This year I have been given the opportunity to lead our school’s newly formed data team. When this was initially offered to me, my first thought was “I’m a word person, not a numbers person.” What I realized is that data is not just numbers. This is a common conclusion that people jump to. The truth is that numbers (quantitative data) are just the easiest way to get a point across in a quick and easily accessible manner.
Think of it this way. If you do not have an expertise in a specific topic, you can look at numerical data and get an overall understanding if something is working or not working once you have just a little bit of background. Everyone has experience, good or bad, with traditional grades given in schools. The closer you are to 100 the better. Since most people are only familiar with this type of traditional grading background information must be given when students are given scores from standardized tests like the SAT, ACT, or GRE. Once the information as to what constitutes the lowest and the highest of possible grades is established, it is easier have a general understanding of the score that is reported.
Data that is not based on numbers (qualitative data) can be harder to share with those outside the field that is being discussed. This type of data requires extended explanation of the situation and the conclusion that was drawn. The best example I can give comes from a conversation I had with one of the art teachers I work with. She, along with others, were concerned that as we rolled out our new data procedures to teachers they were going to have to start quizzing and testing students more often to generate data to be used for the purpose of making instructional decisions. This seemed like an extra step to individuals who are used to evaluating students on site and making adjustments accordingly from there.

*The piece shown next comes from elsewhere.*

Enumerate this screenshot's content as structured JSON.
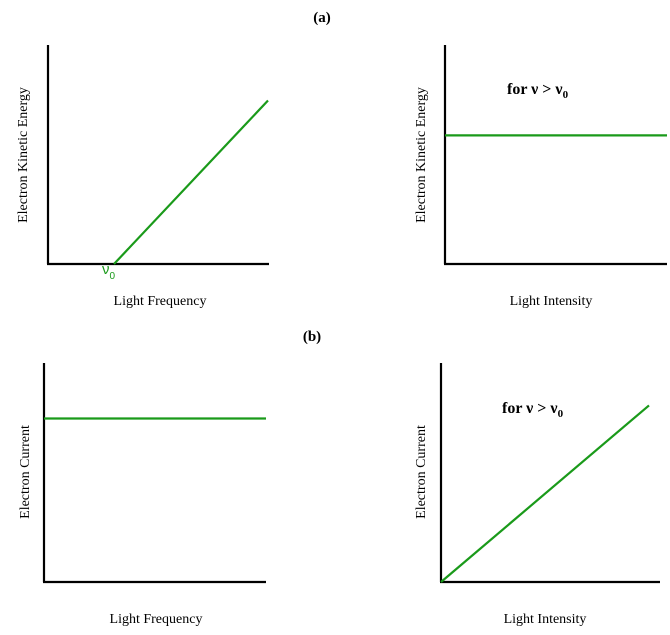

I asked her how she made the adjustments in her teaching when a student doesn’t understand or performs a skill poorly in her art class. She explained some changes she had made for a few students who needed review as well as some adjustments made for students who were more advanced. I then asked her how she knew which students to make those adjustments for. I mean with over 100 kids coming in and out, she didn’t just randomly give one kid one set of tasks while providing a different list for another. She reached over and pulled out a clipboard that was full of notes. Names of students in each class along with observations she had made while they were working were scribbled onto a collection of papers. That is data. It is not as easy to read, it does require some explanation, but that is data.
That discussion has given me the ability to broaden the definition of data for the teachers I work with which has allowed them to think about their utilization of data for the classroom in a different way. While we are only now getting teachers to really understand what using data in the classroom can look like and the impact it can have on instruction, I am excited that the teachers seem to be seeing the benefit to the approach and are willing to take the time to work with this procedure.